Sen normalde İstanbul’da yaşıyorsun. Şırnak’la bağını nasıl canlı tutmayı düşünüyorsun?

Evet İstanbul’da yaşıyorum ama hiçbir zaman hiçbir yerde çakılı yaşamadım. Son yıllarda gazetecilik faaliyetlerim nedeniyle İstanbul’da yaşıyorum. Ama ben bir yanıyla da hep Cizre’deydim. Bütün akrabalarım Cizre’de yaşıyor ve burayla her zaman bir bağım vardı. Şimdi daha geniş bir alanda bir bağımın olması gerekecek ve olan bir bağı yeniden canlandırmak gerekecek. Ama ben hep buradaydım, dün de öyleydi yarın da öyle olacak. Bu benim yadırgadığım ya da aman nasıl yaparım dediğim bir şey değil. Cizre mitingimizde de söyledim, Şırnak’ın kazanması, Cizre’nin kazanması İstanbul’un kazanması demek. Aynı zamanda Duhok’un kazanması demek, Urmiye’nin, Andiver’in kazanması demek. Kimileri okuyunca İstanbul ne alaka diyebilir ama öyle değil. Artık gerçekten burada kazanmak İstanbul’da kazanmak, İstanbul’da kazanmak da burada kazanmaktır. Birbirinden ayrılmaz bağlarla iç içe geçmiş halklardan, taleplerden ve toplumsal bir muhalefetten bahsediyoruz. Bu kazanımlar zaten ortaklaşmış durumda. Şimdi siyasetin bu ortaklaşmanın önünü açması gerekiyor. İşte biz tam da orada işlevsel bir rol üstlenebilirsek başarmış sayabiliriz kendimizi. Bu rol bizim lokal olarak seçmenimizle nasıl ilişki kuracağımızı aşan bir şey. Evet seçmen seni yanında görmek, yalnız olmadığını bilmek istiyor. Senin onun bağrından çıkıp gitmiş olman ona çok büyük bir güç katıyor, senin onunla aynı dilde aynı kültürde iletişim kurman, aynı yerde bulunman, aynı sofrada, aynı şeyi paylaşman onu ve seni çok güçlendiriyor, bu doğru. Ama seçmenin senden beklentisi bununla sınırlı değil. Bundan daha büyük bir beklentisi var. Tam orada işte dediğim gibi biz o fonksiyonu yaratabilirsek zaten seçmenin yanında olmuş oluyoruz. Mesela bugüne kadar bu mücadele uğruna emek vermiş ve neredeyse tutuklanmamış insan yok. Ama hiçbiri o seçmenden uzak düşmemiş. Seçmen de onlardan ayrı kalmamış.

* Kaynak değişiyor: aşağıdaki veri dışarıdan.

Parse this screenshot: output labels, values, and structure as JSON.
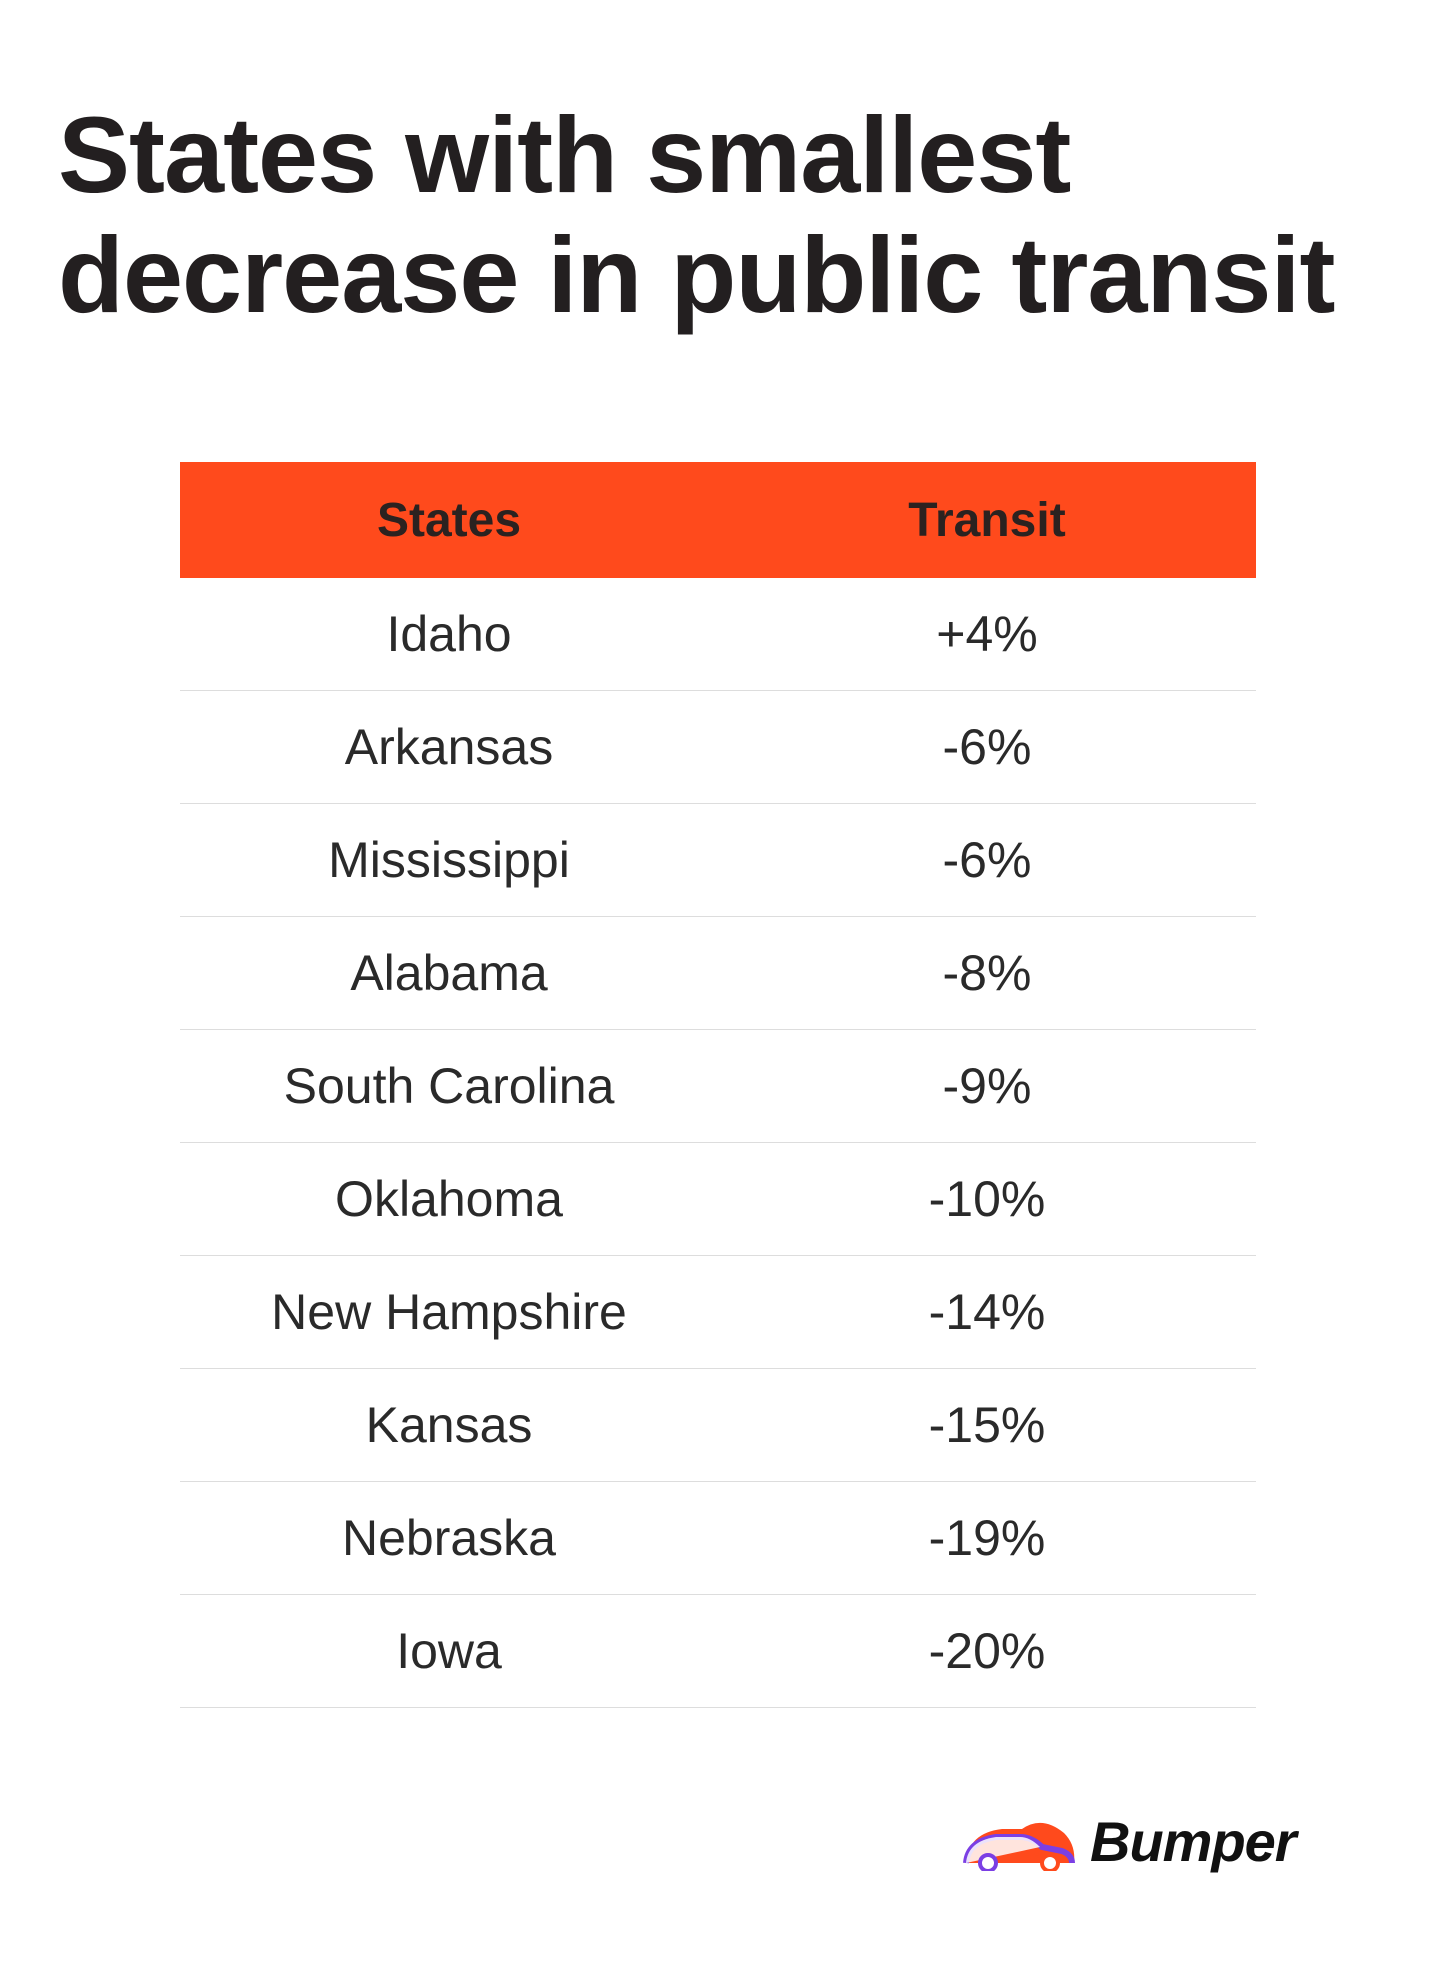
{
  "header": {
    "title": "States with smallest decrease in public transit"
  },
  "table": {
    "columns": [
      "States",
      "Transit"
    ],
    "rows": [
      [
        "Idaho",
        "+4%"
      ],
      [
        "Arkansas",
        "-6%"
      ],
      [
        "Mississippi",
        "-6%"
      ],
      [
        "Alabama",
        "-8%"
      ],
      [
        "South Carolina",
        "-9%"
      ],
      [
        "Oklahoma",
        "-10%"
      ],
      [
        "New Hampshire",
        "-14%"
      ],
      [
        "Kansas",
        "-15%"
      ],
      [
        "Nebraska",
        "-19%"
      ],
      [
        "Iowa",
        "-20%"
      ]
    ]
  },
  "footer": {
    "brand": "Bumper"
  }
}
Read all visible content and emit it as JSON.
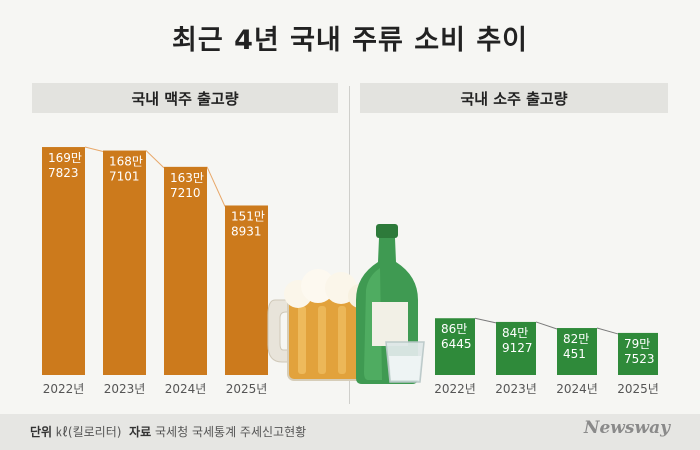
{
  "title": "최근 4년 국내 주류 소비 추이",
  "chart_data": [
    {
      "type": "bar",
      "title": "국내 맥주 출고량",
      "categories": [
        "2022년",
        "2023년",
        "2024년",
        "2025년"
      ],
      "values": [
        1697823,
        1687101,
        1637210,
        1518931
      ],
      "labels": [
        [
          "169만",
          "7823"
        ],
        [
          "168만",
          "7101"
        ],
        [
          "163만",
          "7210"
        ],
        [
          "151만",
          "8931"
        ]
      ],
      "color": "#cc7a1c",
      "ylim": [
        1000000,
        1750000
      ]
    },
    {
      "type": "bar",
      "title": "국내 소주 출고량",
      "categories": [
        "2022년",
        "2023년",
        "2024년",
        "2025년"
      ],
      "values": [
        866445,
        849127,
        820451,
        797523
      ],
      "labels": [
        [
          "86만",
          "6445"
        ],
        [
          "84만",
          "9127"
        ],
        [
          "82만",
          "451"
        ],
        [
          "79만",
          "7523"
        ]
      ],
      "color": "#2f8a3a",
      "ylim": [
        600000,
        1750000
      ]
    }
  ],
  "footer": {
    "unit_label": "단위",
    "unit_value": "㎘(킬로리터)",
    "source_label": "자료",
    "source_value": "국세청 국세통계 주세신고현황"
  },
  "logo": "Newsway",
  "colors": {
    "beer": "#cc7a1c",
    "soju": "#2f8a3a",
    "trend": "#e8a86a"
  },
  "icons": [
    "beer-mug-icon",
    "soju-bottle-icon",
    "shot-glass-icon"
  ]
}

Sence önümüzdeki dönemde nasıl bir meclis göreceğiz? Kürtler açısından demokratik siyasette nasıl bir yeni dönem olacak? Zor bir süreç daha kapıda diyebilir miyiz?

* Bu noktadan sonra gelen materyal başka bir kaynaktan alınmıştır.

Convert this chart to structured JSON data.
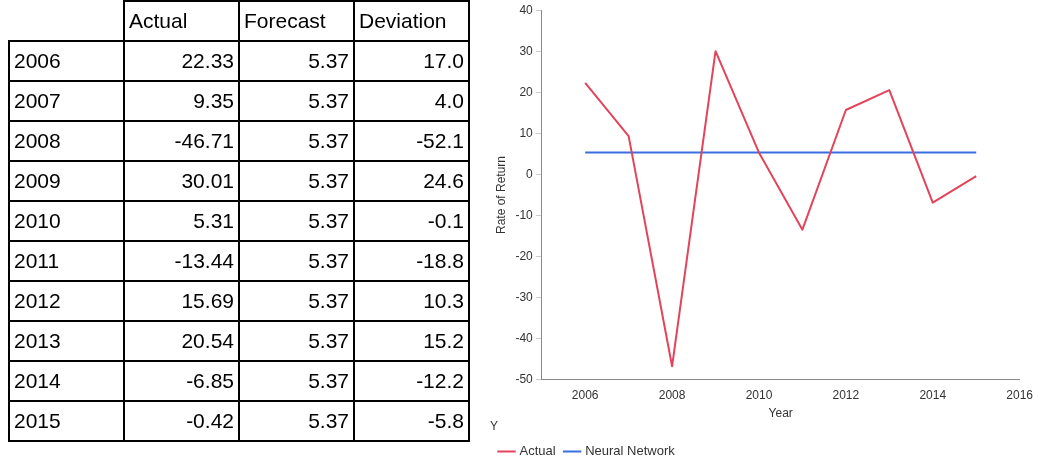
{
  "chart_data": [
    {
      "type": "heatmap",
      "categories": [
        "Actual",
        "Forecast",
        "Deviation"
      ],
      "y_categories": [
        "2006",
        "2007",
        "2008",
        "2009",
        "2010",
        "2011",
        "2012",
        "2013",
        "2014",
        "2015"
      ],
      "cells": [
        [
          22.33,
          5.37,
          17.0
        ],
        [
          9.35,
          5.37,
          4.0
        ],
        [
          -46.71,
          5.37,
          -52.1
        ],
        [
          30.01,
          5.37,
          24.6
        ],
        [
          5.31,
          5.37,
          -0.1
        ],
        [
          -13.44,
          5.37,
          -18.8
        ],
        [
          15.69,
          5.37,
          10.3
        ],
        [
          20.54,
          5.37,
          15.2
        ],
        [
          -6.85,
          5.37,
          -12.2
        ],
        [
          -0.42,
          5.37,
          -5.8
        ]
      ],
      "cell_labels": [
        [
          "22.33",
          "5.37",
          "17.0"
        ],
        [
          "9.35",
          "5.37",
          "4.0"
        ],
        [
          "-46.71",
          "5.37",
          "-52.1"
        ],
        [
          "30.01",
          "5.37",
          "24.6"
        ],
        [
          "5.31",
          "5.37",
          "-0.1"
        ],
        [
          "-13.44",
          "5.37",
          "-18.8"
        ],
        [
          "15.69",
          "5.37",
          "10.3"
        ],
        [
          "20.54",
          "5.37",
          "15.2"
        ],
        [
          "-6.85",
          "5.37",
          "-12.2"
        ],
        [
          "-0.42",
          "5.37",
          "-5.8"
        ]
      ]
    },
    {
      "type": "line",
      "x": [
        2006,
        2007,
        2008,
        2009,
        2010,
        2011,
        2012,
        2013,
        2014,
        2015
      ],
      "xlabel": "Year",
      "ylabel": "Rate of Return",
      "legend_title": "Y",
      "legend": "bottom",
      "grid": false,
      "xlim": [
        2005,
        2016
      ],
      "xticks": [
        2006,
        2008,
        2010,
        2012,
        2014,
        2016
      ],
      "ylim": [
        -50,
        40
      ],
      "yticks": [
        -50,
        -40,
        -30,
        -20,
        -10,
        0,
        10,
        20,
        30,
        40
      ],
      "series": [
        {
          "name": "Actual",
          "color": "#e3435b",
          "values": [
            22.33,
            9.35,
            -46.71,
            30.01,
            5.31,
            -13.44,
            15.69,
            20.54,
            -6.85,
            -0.42
          ]
        },
        {
          "name": "Neural Network",
          "color": "#3a6ee0",
          "values": [
            5.37,
            5.37,
            5.37,
            5.37,
            5.37,
            5.37,
            5.37,
            5.37,
            5.37,
            5.37
          ]
        }
      ]
    }
  ]
}
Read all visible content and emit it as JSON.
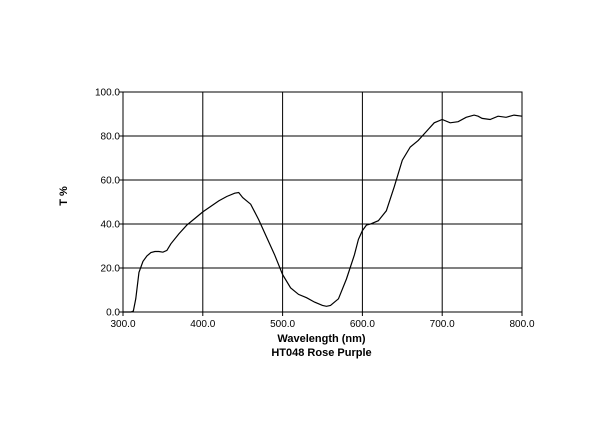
{
  "chart_data": {
    "type": "line",
    "xlabel": "Wavelength (nm)",
    "ylabel": "T %",
    "caption": "HT048 Rose Purple",
    "xlim": [
      300,
      800
    ],
    "ylim": [
      0,
      100
    ],
    "xticks": [
      300,
      400,
      500,
      600,
      700,
      800
    ],
    "yticks": [
      0,
      20,
      40,
      60,
      80,
      100
    ],
    "xtick_labels": [
      "300.0",
      "400.0",
      "500.0",
      "600.0",
      "700.0",
      "800.0"
    ],
    "ytick_labels": [
      "0.0",
      "20.0",
      "40.0",
      "60.0",
      "80.0",
      "100.0"
    ],
    "grid": true,
    "series": [
      {
        "x": [
          300,
          310,
          313,
          316,
          320,
          325,
          330,
          335,
          340,
          345,
          350,
          355,
          360,
          370,
          380,
          390,
          400,
          410,
          420,
          430,
          440,
          445,
          450,
          460,
          470,
          480,
          490,
          500,
          510,
          520,
          530,
          540,
          550,
          555,
          560,
          570,
          580,
          590,
          595,
          600,
          605,
          610,
          620,
          630,
          640,
          650,
          660,
          670,
          680,
          690,
          700,
          710,
          720,
          730,
          740,
          745,
          750,
          760,
          770,
          780,
          790,
          800
        ],
        "y": [
          0,
          0,
          0.5,
          6,
          18,
          23,
          25.5,
          27,
          27.5,
          27.5,
          27.2,
          28,
          31,
          35.5,
          39.5,
          42.5,
          45.5,
          48,
          50.5,
          52.5,
          54,
          54.3,
          52,
          49,
          42,
          34,
          26,
          17,
          11,
          8,
          6.5,
          4.5,
          3,
          2.6,
          3,
          6,
          15,
          26,
          33,
          37,
          39.5,
          40,
          41.5,
          46,
          57,
          69,
          75,
          78,
          82,
          86,
          87.5,
          86,
          86.5,
          88.5,
          89.5,
          89,
          88,
          87.5,
          89,
          88.5,
          89.5,
          89
        ]
      }
    ]
  }
}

Evet dediğiniz gibi zor bir süreç, kolay değil ama Kürtler ve Kürtler gibi demokrasi ve özgürlük isteyen insanlar için Türkiye’de hiçbir zaman hiçbir şey kolay olmadı. Burada mühim olan bizim üzerinde konuşulması gereken konu başlıkları olarak belirlediğimiz hususlardır. Mesela Türkiye’nin bir anayasa ihtiyacı var. Yeni sistemin nasıl olacağı, bu ülkede konuşulan dillerin -başta Kürtçe olmak üzere- nasıl bir yasal güvence altına alınacağı, kadına yönelik şiddete dair neler yapılacağı bundan sonrası için en önemli gündemlerimiz olacak. Çünkü şu anda Cumhur İttifakı bugüne kadarki kadın kazanımlarını da, 6284’ü de hedef almış durumda. Ekolojik sorunlar var. Bulunduğumuz coğrafyada artık ormanlar yalnızca yakılmıyor, ağaçlar kesiliyor. Bütün bu konu başlıklarını konuşabilmek için önce bunu konuşabilecek zemini oluşturmak gerekiyor. Gazetecilikten de biliyoruz ki Türkiye’de çok ciddi bir otosansür sorunu var. Kürt meselesinin çözümüne dair soru sorduğumuz zaman bile artık muhataplık meselesini neredeyse soramaz hale geldik. Çünkü muhatap meselesi çok boyutlu, çok faktörlü konuşulması gereken bir şey. Ama bu soruyu sormak ya da bu soruya dair yanıt vermek bile suç unsuru sayılır hale geldi. Üstelik hangi dönemde oldu bu? AKP iktidarı döneminde. Kim peki AKP iktidarı dönemi dediğimiz dönem? Bizzat 2013’te Milli Güvenlik Kurulu’ndan çıkmış bir kararla çözüm sürecini başlatmış ve yürütmüş AKP iktidarı. Şu anda o süreçten dolayı bazı insanları içeride tutuyor, bazılarını yargılıyor, kendileri de hiç bu sürecin içerisinde yer almamışlar gibi Mesela CHP lideri Kılıçdaroğlu’nu Kandil’le ittifak yapmakla suçluyor. Şimdi aynı dili yeniden kurmak istemiyorum. Ama böyle bir zemin varken konuşmanın imkânı yok. Bu zemin başka bir hal almalı, değişmeli. Benim yeni parlamentodan en büyük beklentim en azından bu zemini oluşturabilecek gücü ortaya koymaları.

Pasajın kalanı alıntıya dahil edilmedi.